By Atia Abawi
KABUL – A crackdown on private security firms in Afghanistan has created a power vacuum in the country’s capital city, with one security contractor saying Afghan forces have become like “kids in a candy store” as they harass and solicit bribes from expatriates and those who protect them.
An SUV burns after angry crowd set it on fire in Kabul, Afghanistan, Friday, July 30, 2010. Two SUVs were set on fire by angry Afghans after one of the cars was involved in a traffic accident that killed four people, police said. SUVs are often associated with foreigners, but it remained unclear who caused the accident because the occupants fled the scene. (Photos: AP and Getty Images)
“There are no adults to hold them back,” said the contractor, who would only speak on the condition of anonymity. “There’s no talking to them or they get pushy because they’re only after cash [bribes] to let you go and keep your equipment.”
Earlier this year, President Karzai set a deadline of Dec. 17 for all private security firms to leave Afghanistan. Since then, police checkpoints have been popping up almost daily in neighborhoods where many private security firms protect clients such as foreign embassy employees, journalists and nongovernmental agencies.
The contractor said he and his clients have been stopped on a regular basis by police officers no longer wearing their identification cards, who illegally confiscate licensed cars, licensed weapons, radios and anything else at their personal whim.
“You’re dealing with people who are illiterate,” he said. “There is no point of having the correct paperwork because they can’t read it.” (An estimated 80 percent of the Afghan police force can’t read or write).
Karzai announced the ban on private security firms in August in response to citizens angered by their often heavy-handed tactics.
While the U.S. Embassy and military coalition expected Karzai to back down from this order, he hasn’t. He’s made some revisions, such as exempting embassy guards and those private firms that guard military installations, but he stands by the order that the rest have to go.
“Nothing has been publicly said and the police have taken it upon themselves to make up their own ideas,” the security contractor told us.
Outrage over sense of impunity
Afghan anger over the private contractors is rooted in what they perceive as the impunity with which the contractors operate in the country. An incident at the end of July brought the pent-up anger to the fore.

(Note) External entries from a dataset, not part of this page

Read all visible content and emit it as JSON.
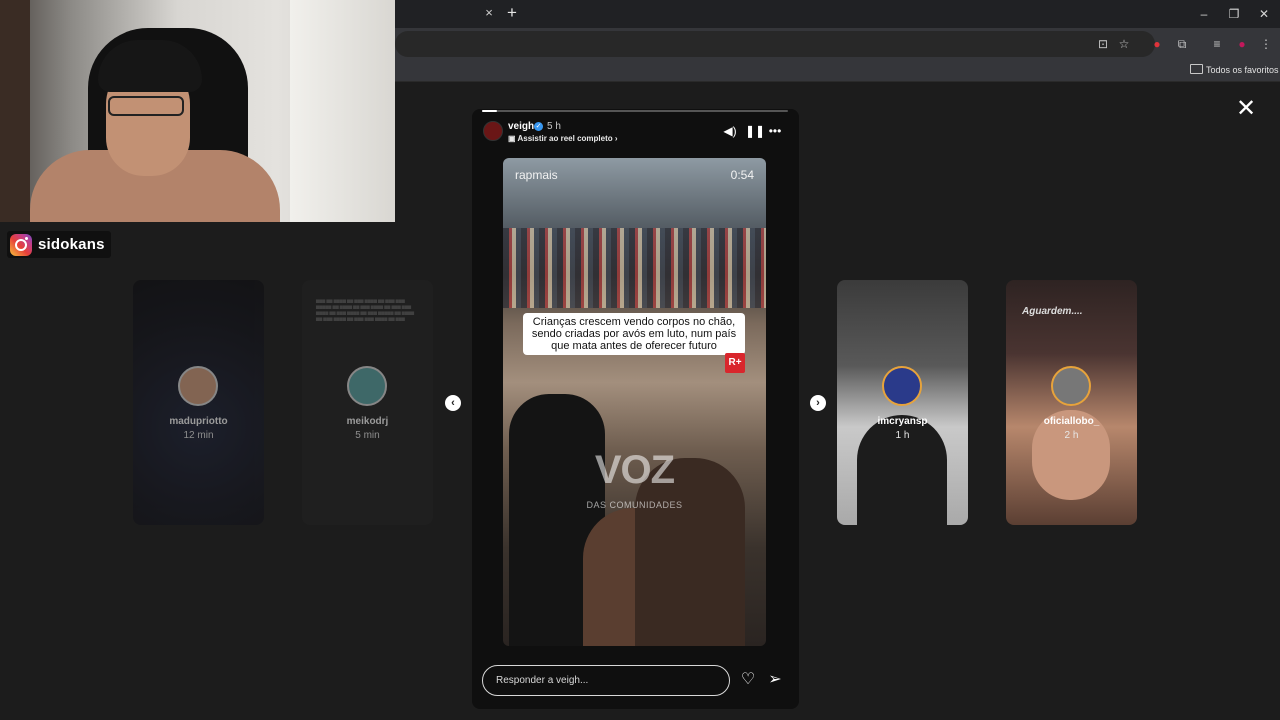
{
  "browser": {
    "tab_close": "×",
    "tab_new": "+",
    "window_controls": {
      "minimize": "–",
      "maximize": "❐",
      "close": "✕"
    },
    "toolbar_icons": [
      "install-icon",
      "star-icon",
      "extension-red-icon",
      "puzzle-icon",
      "media-icon",
      "profile-icon",
      "menu-icon"
    ],
    "bookmarks_label": "Todos os favoritos"
  },
  "webcam": {
    "handle": "sidokans"
  },
  "previews": [
    {
      "user": "madupriotto",
      "time": "12 min"
    },
    {
      "user": "meikodrj",
      "time": "5 min"
    },
    {
      "user": "imcryansp",
      "time": "1 h"
    },
    {
      "user": "oficiallobo_",
      "time": "2 h",
      "tag": "Aguardem...."
    }
  ],
  "story": {
    "user": "veigh",
    "time": "5 h",
    "reel_link": "Assistir ao reel completo",
    "progress": 0.05,
    "video": {
      "brand": "rapmais",
      "duration": "0:54",
      "caption": "Crianças crescem vendo corpos no chão, sendo criadas por avós em luto, num país que mata antes de oferecer futuro",
      "badge": "R+",
      "watermark_main": "VOZ",
      "watermark_sub": "DAS COMUNIDADES"
    },
    "reply_placeholder": "Responder a veigh..."
  },
  "colors": {
    "background": "#1c1c1c",
    "story_bg": "#0f0f0f",
    "verified": "#3897f0",
    "rplus": "#d9262c"
  }
}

An armored vehicle from the private security firm DynCorp allegedly sped down the busy airport road in Kabul, swerving in and out of lanes, and eventually hit a vehicle head-on, killing four Afghans. An angry crowd erupted after the traffic accident, throwing rocks and setting fire to two DynCorp vehicles. It was only thanks to the Afghan police that the contractors were escorted safely away from the scene.
After the incident, DynCorp confirmed that its employees were involved in an accident, offered its condolences to those killed or injured and said that an investigation was under way.
The crowd dispersed after the incident, but the anger has not subsided.
“We request that the government close all security companies. They should be disarmed and shut down because they are involved directly and indirectly with our country’s instability,” Hafiz Samadee, an Afghan shopkeeper in the country’s southern city of Kandahar, told us.
Another small business owner in Kandahar, Dr. Farhid Stankzai, echoed those sentiments. “Security companies that were escorting logistic convoys created lots of problems…They interrogated and killed lots of innocent civilians...So we are really happy with the decision to close the companies.”
Trying to implement
Privately, U.S. diplomats were troubled by Karzai’s ban on private security contractors, fearing it would shut down embassies and halt USAID reconstruction projects, according to a recent Washington Post report.
But the U.S. embassy in Kabul issued a statement supporting the move: “The United States, along with our partners in the international community, fully supports effective implementation of Presidential Decree 62 to dissolve private security contractors and transition more control over security to the Afghan Government.”
The U.S. Embassy statement also said it “welcomed” the fact that Afghan government said development organizations would be able to keep their private security through the end of their current contracts.
While Karzai relented a little from his original decree that all private security must go, the ones that are left to serve embassies and other international organizations will have to abide by new rules, however unclear they are at the moment.
According to a new code of conduct recently released by the government, security companies must move their headquarters from inside Kabul to outside of the city and security guards will not be allowed to carry weapons outside of their homes, offices and licensed vehicles.
The Afghan government estimates there are nearly 40,000 armed security guards operating in the country; their goal is to cut that number in half, according to a western diplomat in Kabul.
Many of foreign employees of the security companies – so-called “third country nationals” who hail from places like Nepal, Bangladesh, the Philippines, and Uganda – were brought in by the security companies to work, but have illegally overstayed their visas. They are now being deported to make way for Afghans who are expected to take their jobs.
As the total number of private security jobs in the country shrinks, Karzai’s hope is that Afghans formerly employed by foreign security companies will be able to join the Afghan military, but there may not be enough work for them.
“The main problem is people are going to be jobless and they will join the Taliban or criminal groups to make ends meet,” the Western private security contractor said. “If private security companies get shut down, the rate of kidnappings will go up the roof, more villas will be attacked and corruption will worsen.”